Here’s an exercise and an explanation.
Next time you’re on a bus journey, along a crowded high street, get your phone out, point it sideways, and take exactly ten seconds of slo-mo video.
Do this while the bus is moving, so you get a tracking shot.
Press the camera up against the glass. Hopefully it isn’t juddering too much. Aim to catch the people on the pavement.
As you’re 10 filming, 9 8 7 6, look at the street, 5 4 3, not the screen, 2 1.
When you’re done, 0, watch the video back immediately. If something has gone wrong, meaning you can’t see the people clearly, or there aren’t any people, do it again. But if it seems okay, leave it.
(Doesn’t have to be a bus, but probably better than a car.)
Now, try to remember someone you saw — someone you recorded. Write a few lines about them. Scribble these in your notebook or type them into your Notes app.
The exercise is not to describe their appearance, but to try and imagine a situation your chosen person might be in.
This doesn’t need to be melodramatic or extreme. But it does need to be something that interests you.
Don’t just write —
Rebekah, 29, on her way to buy pesto at Aldi.
Make up something like —
Rebekah, 29, anxiously carrying her great-grandmother’s diamond tiara in her backpack. Not stolen.
(But pesto is fascinating, I hear you say. Much more interesting than tiaras. Which flavour? Red or green?)

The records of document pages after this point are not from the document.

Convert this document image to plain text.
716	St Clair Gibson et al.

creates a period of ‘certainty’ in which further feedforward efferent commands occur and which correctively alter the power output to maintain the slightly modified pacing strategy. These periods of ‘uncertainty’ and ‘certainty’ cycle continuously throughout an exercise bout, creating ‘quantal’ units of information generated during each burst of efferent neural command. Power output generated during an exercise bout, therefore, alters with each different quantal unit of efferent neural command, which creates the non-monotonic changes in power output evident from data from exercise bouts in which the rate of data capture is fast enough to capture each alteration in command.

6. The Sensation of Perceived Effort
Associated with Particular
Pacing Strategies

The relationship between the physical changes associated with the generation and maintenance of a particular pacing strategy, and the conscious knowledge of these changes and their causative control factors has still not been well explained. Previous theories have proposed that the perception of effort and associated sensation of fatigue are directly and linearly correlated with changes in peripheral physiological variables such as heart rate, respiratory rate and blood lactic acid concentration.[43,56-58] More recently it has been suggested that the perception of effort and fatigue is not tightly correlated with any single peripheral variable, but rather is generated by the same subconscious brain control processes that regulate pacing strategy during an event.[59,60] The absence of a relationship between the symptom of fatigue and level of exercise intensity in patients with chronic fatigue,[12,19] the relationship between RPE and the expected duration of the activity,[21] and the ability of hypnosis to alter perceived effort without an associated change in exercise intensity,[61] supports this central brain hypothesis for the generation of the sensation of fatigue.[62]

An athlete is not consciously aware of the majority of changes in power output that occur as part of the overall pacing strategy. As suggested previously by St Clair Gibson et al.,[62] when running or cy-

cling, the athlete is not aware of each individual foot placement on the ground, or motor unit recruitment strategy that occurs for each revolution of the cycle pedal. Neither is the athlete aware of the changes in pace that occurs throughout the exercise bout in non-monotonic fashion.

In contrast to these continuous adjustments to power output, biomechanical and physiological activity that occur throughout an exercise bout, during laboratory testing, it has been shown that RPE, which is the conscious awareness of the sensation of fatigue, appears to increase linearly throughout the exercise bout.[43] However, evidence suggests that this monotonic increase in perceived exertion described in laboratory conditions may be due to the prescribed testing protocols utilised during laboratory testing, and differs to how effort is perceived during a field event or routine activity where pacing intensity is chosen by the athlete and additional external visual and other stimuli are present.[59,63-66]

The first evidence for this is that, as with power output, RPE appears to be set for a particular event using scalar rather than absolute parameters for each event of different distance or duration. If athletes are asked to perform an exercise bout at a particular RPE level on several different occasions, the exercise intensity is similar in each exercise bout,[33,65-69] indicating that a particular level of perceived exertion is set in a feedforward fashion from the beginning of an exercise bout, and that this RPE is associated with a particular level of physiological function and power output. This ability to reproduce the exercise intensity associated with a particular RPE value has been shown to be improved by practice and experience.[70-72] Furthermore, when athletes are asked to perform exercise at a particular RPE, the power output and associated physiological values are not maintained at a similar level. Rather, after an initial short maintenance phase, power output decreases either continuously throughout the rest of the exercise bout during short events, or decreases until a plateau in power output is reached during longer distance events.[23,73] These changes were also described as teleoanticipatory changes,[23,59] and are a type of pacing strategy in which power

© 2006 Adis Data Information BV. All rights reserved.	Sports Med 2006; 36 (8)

(Okay, go with the pesto, if you insist.)
(Weirdo.)
Now set a reminder on your phone for a time you think you’ll be able to do a bit more writing.
When that time comes, watch the slo-mo street video back just once.
Look again at the person you’ve chosen — in this case, Rebekah.
Write a whole notebook page about them.
This time you can, if you want, describe how they look, what they’re wearing, how they walk. But you can also try to integrate the made-up situation you’ve made up with the real details of their appearance.
That’s all.
You can now delete the video.
If you’d like to extend the exercise, look through something fictional you’ve written recently. Compare your description of your slo-mo person with a description you’ve done of a made-up character of yours.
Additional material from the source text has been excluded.